Un noir dodu, portant un gilet orange à manche longue déambule de l’autre côté de la rue et pénètre au 1405, l’endroit où je vais pénétrer moi aussi dans quelques minutes pour décrocher un emploi. Vendeur par téléphone, me voilà bien pris. Je n’ai aucun goût de me replonger dans cette atmosphère qui m’oppresse mais Richard tarde à donner sa réponse pour la job d’apprenti finisseur de mur. Il me fait chier à ne pas prendre ses décisions dans le bon temps. Je ne veux plus attendre. Je trouve le plus vite possible et je gagne de l’argent.

Les ombres sont longues sur le trottoir si gris. Un camion gris se trouve un peu plus haut sur la rue. C’est un camion d’Hydro-Québec. Des hommes en chemise gris-vert, comme l’église, munies de bandes jaune fluo ont ouvert une bouche d’égout et y travaillent tranquillement, profitant de la belle température.

J’y vais. Je dois passer à la toilette et je n’aime pas être en retard.

[17h34]

Finalement j’ai pris de l’info sur l’emploi et je suis parti sans faire le test. Je n’espère qu’une chose ; c’est que Richard m’appelle pour la job d’apprenti. Le reste ne m’intéresse pas du tout. Je remets en perspective mes années d’études qui m’ont éloignées de ma passion et je ne veux plus que cela arrive. Je me suis perdu dans ce que je ne suis pas. Je suis conscient qu’une partie de moi-même peut être très bonne en administration, en vente, mais là j’en ai marre! Tout ce que je veux c’est utiliser mes mains, mon talent. Fuck le reste! Le reste du monde j’en ai rien à foutre pour l’instant. Retour à moi-même agressif.

La spiruline semble faire effet sur mon organisme qui se réveille mais Dieu qu’il aimerait rester couché. Il faut que je me bouge les puces, mon coussin est rendu de moins en moins confortable.

Je note une nette amélioration de mon rendement graphique. Une meilleure compréhension de la couleur, une maîtrise du dessin qui me permet de réaliser rapidement des dessins solides, d’en détecter les erreurs.

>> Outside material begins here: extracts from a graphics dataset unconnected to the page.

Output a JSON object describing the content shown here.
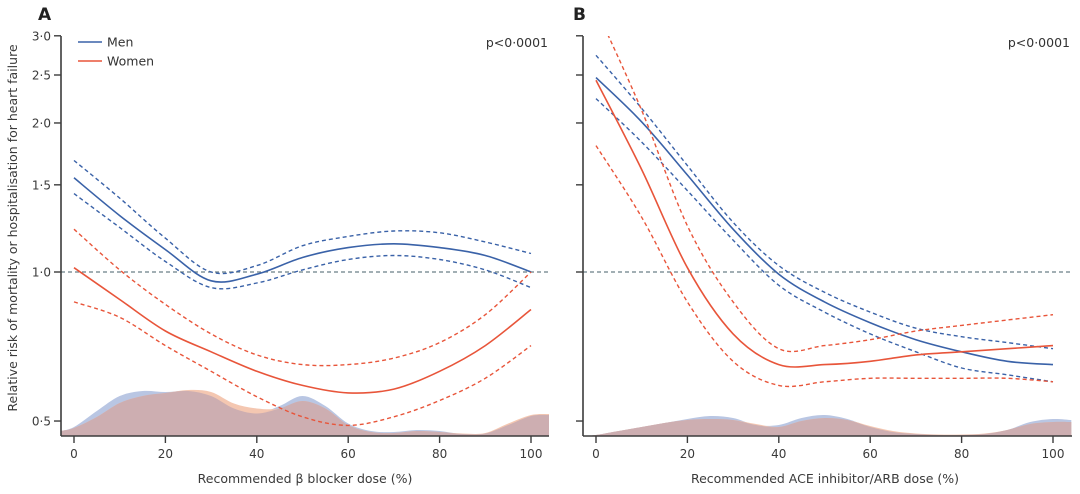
{
  "figure": {
    "y_axis_label": "Relative risk of mortality or hospitalisation for heart failure",
    "legend": [
      {
        "name": "Men",
        "color": "#3a62a8"
      },
      {
        "name": "Women",
        "color": "#e8553a"
      }
    ],
    "reference_line_color": "#6b7f86",
    "density_colors": {
      "men": "#b9c6e3",
      "women": "#f3c4ad",
      "overlap": "#cdaeb1"
    }
  },
  "chart_data": [
    {
      "type": "line",
      "panel": "A",
      "title": "A",
      "annotation": "p<0·0001",
      "xlabel": "Recommended β blocker dose (%)",
      "ylabel": "Relative risk of mortality or hospitalisation for heart failure",
      "x_ticks": [
        "0",
        "20",
        "40",
        "60",
        "80",
        "100"
      ],
      "y_ticks": [
        "0·5",
        "1·0",
        "1·5",
        "2·0",
        "2·5",
        "3·0"
      ],
      "y_tick_values": [
        0.5,
        1.0,
        1.5,
        2.0,
        2.5,
        3.0
      ],
      "y_scale": "log",
      "xlim": [
        -3,
        104
      ],
      "ylim": [
        0.47,
        3.0
      ],
      "reference_y": 1.0,
      "grid": false,
      "legend_position": "top-left",
      "x": [
        0,
        10,
        20,
        30,
        40,
        50,
        60,
        70,
        80,
        90,
        100
      ],
      "series": [
        {
          "name": "Men",
          "style": "solid",
          "values": [
            1.55,
            1.3,
            1.11,
            0.96,
            0.99,
            1.07,
            1.12,
            1.14,
            1.12,
            1.08,
            1.0
          ]
        },
        {
          "name": "Men upper 95% CI",
          "style": "dashed",
          "values": [
            1.68,
            1.41,
            1.17,
            1.0,
            1.03,
            1.13,
            1.18,
            1.21,
            1.2,
            1.15,
            1.09
          ]
        },
        {
          "name": "Men lower 95% CI",
          "style": "dashed",
          "values": [
            1.44,
            1.23,
            1.05,
            0.93,
            0.95,
            1.01,
            1.06,
            1.08,
            1.06,
            1.01,
            0.93
          ]
        },
        {
          "name": "Women",
          "style": "solid",
          "values": [
            1.02,
            0.88,
            0.76,
            0.69,
            0.63,
            0.59,
            0.57,
            0.58,
            0.63,
            0.71,
            0.84
          ]
        },
        {
          "name": "Women upper 95% CI",
          "style": "dashed",
          "values": [
            1.22,
            1.01,
            0.86,
            0.75,
            0.68,
            0.65,
            0.65,
            0.67,
            0.72,
            0.82,
            1.0
          ]
        },
        {
          "name": "Women lower 95% CI",
          "style": "dashed",
          "values": [
            0.87,
            0.81,
            0.71,
            0.63,
            0.56,
            0.51,
            0.49,
            0.51,
            0.55,
            0.61,
            0.71
          ]
        }
      ],
      "density": {
        "x": [
          -3,
          0,
          5,
          10,
          15,
          20,
          25,
          30,
          35,
          40,
          45,
          50,
          55,
          60,
          65,
          70,
          75,
          80,
          85,
          90,
          95,
          100,
          104
        ],
        "men": [
          0.1,
          0.18,
          0.5,
          0.8,
          0.9,
          0.88,
          0.9,
          0.8,
          0.55,
          0.45,
          0.6,
          0.8,
          0.6,
          0.25,
          0.1,
          0.08,
          0.12,
          0.1,
          0.04,
          0.05,
          0.22,
          0.4,
          0.42
        ],
        "women": [
          0.1,
          0.16,
          0.38,
          0.66,
          0.8,
          0.86,
          0.92,
          0.88,
          0.65,
          0.55,
          0.55,
          0.7,
          0.55,
          0.22,
          0.08,
          0.06,
          0.1,
          0.08,
          0.05,
          0.06,
          0.25,
          0.42,
          0.44
        ]
      }
    },
    {
      "type": "line",
      "panel": "B",
      "title": "B",
      "annotation": "p<0·0001",
      "xlabel": "Recommended ACE inhibitor/ARB dose (%)",
      "ylabel": "",
      "x_ticks": [
        "0",
        "20",
        "40",
        "60",
        "80",
        "100"
      ],
      "y_ticks": [],
      "y_tick_values": [
        0.5,
        1.0,
        1.5,
        2.0,
        2.5,
        3.0
      ],
      "y_scale": "log",
      "xlim": [
        -3,
        104
      ],
      "ylim": [
        0.47,
        3.0
      ],
      "reference_y": 1.0,
      "grid": false,
      "x": [
        0,
        10,
        20,
        30,
        40,
        50,
        60,
        70,
        80,
        90,
        100
      ],
      "series": [
        {
          "name": "Men",
          "style": "solid",
          "values": [
            2.47,
            2.01,
            1.57,
            1.22,
            0.99,
            0.87,
            0.79,
            0.73,
            0.69,
            0.66,
            0.65
          ]
        },
        {
          "name": "Men upper 95% CI",
          "style": "dashed",
          "values": [
            2.74,
            2.14,
            1.64,
            1.26,
            1.03,
            0.91,
            0.83,
            0.77,
            0.74,
            0.72,
            0.7
          ]
        },
        {
          "name": "Men lower 95% CI",
          "style": "dashed",
          "values": [
            2.24,
            1.83,
            1.46,
            1.16,
            0.94,
            0.83,
            0.75,
            0.69,
            0.64,
            0.62,
            0.6
          ]
        },
        {
          "name": "Women",
          "style": "solid",
          "values": [
            2.44,
            1.61,
            1.02,
            0.75,
            0.65,
            0.65,
            0.66,
            0.68,
            0.69,
            0.7,
            0.71
          ]
        },
        {
          "name": "Women upper 95% CI",
          "style": "dashed",
          "values": [
            3.4,
            2.12,
            1.24,
            0.87,
            0.7,
            0.71,
            0.73,
            0.76,
            0.78,
            0.8,
            0.82
          ]
        },
        {
          "name": "Women lower 95% CI",
          "style": "dashed",
          "values": [
            1.8,
            1.29,
            0.87,
            0.66,
            0.59,
            0.6,
            0.61,
            0.61,
            0.61,
            0.61,
            0.6
          ]
        }
      ],
      "density": {
        "x": [
          -3,
          0,
          5,
          10,
          15,
          20,
          25,
          30,
          35,
          40,
          45,
          50,
          55,
          60,
          65,
          70,
          75,
          80,
          85,
          90,
          95,
          100,
          104
        ],
        "men": [
          0.0,
          0.02,
          0.1,
          0.18,
          0.26,
          0.34,
          0.4,
          0.36,
          0.22,
          0.22,
          0.36,
          0.42,
          0.34,
          0.18,
          0.08,
          0.04,
          0.02,
          0.02,
          0.04,
          0.12,
          0.28,
          0.34,
          0.32
        ],
        "women": [
          0.0,
          0.02,
          0.1,
          0.18,
          0.26,
          0.32,
          0.34,
          0.32,
          0.24,
          0.18,
          0.3,
          0.36,
          0.32,
          0.2,
          0.1,
          0.05,
          0.03,
          0.03,
          0.05,
          0.12,
          0.24,
          0.28,
          0.28
        ]
      }
    }
  ]
}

Je devrais prendre un livre sur la couleur à la bibli, mais pour l’instant je reste chez moi et je pratique, le meilleur moyen de comprendre n’est-il pas la pratique? Le vrai questionnement.

À cette heure le Second Cup est bondé de monde. Je présume que les clients sont des étudiants et des travailleurs venus se détendre un peu avant la soirée. Il y a une file de sept à huit personnes attendent et les clients continuent d’arriver. Il y a une jolie femme qui commande. Dans la vingtaine, joli pantalon moulant son beau cul d’une rondeur alléchante. Elle porte un sac à dos rouge en bandoulière et un sac de la société des alcools qui semble contenir des livres. Elle attend quelques instants son amie et sort dehors… dommage!

À la hauteur de mes genoux il y a deux très jolies femmes causant de l’école, de leurs cours. Je dis à mes genoux car je suis surélevé par rapport aux autres. Je me trouve dans une partie surélevée de cinq marches où l’on peut avoir une vue en plongée du local. La musique est cool, bien rythmée avec chanteuse, instrument à vent, synthé, drum. J’ai peine à définir le style, légèrement jazzé, happy.

Le flux de clients s’est ralenti. L’atmosphère est plus calme, plus intime. Je ne ressens plus cette douleur qui m’a été pénible la semaine passée. Je reprends la vie là où je l’ai laissée lorsqu’Amélie est entrée dans ma vie. J’attends impatiemment la suite de l’aventure. J’ai tant à faire. Je dois me trouver, trouver mon style.

Je me prends à me remémorer ces moments où je me sentais si libre cet été, ces moments d’errance tranquille dans la ville, sans attente préconçue, acceptant le hasard de la vie. Je garde un souvenir merveilleux de ces moments d’intimité avec moi-même, ces moments où le temps n’existait plus, où aucun téléphone ne sonnait, où personne ou presque ne connaissait mon existence, où aucun problème ne pointait à l’horizon. J’ai hâte d’avoir un boulot pour me créer une routine que je puisse redevenir la machine efficace que je peux être parfois.

Mon plus grand désir présentement est de vivre et de réfléchir sur la vie. Je n’ai pas le goût de me lancer sur le marché du travail la tête baissée en oubliant ce que je veux vraiment. Je me suis fait prendre une fois, cela ne doit pas arriver de nouveau. C’est ma vie, à moi d’en déterminer la route. J’ai enfin confiance en mes intuitions. Présentement, je vais les écouter. Normand n’est plus là pour faire dévier ma trajectoire. Enfin !

«Lorsque tu ne peux prendre des décisions on les prend à ta place». Je comprends mieux cette expression maintenant et je me jure que plus personne ne dirigera ma vie sans mon approbation éclairée.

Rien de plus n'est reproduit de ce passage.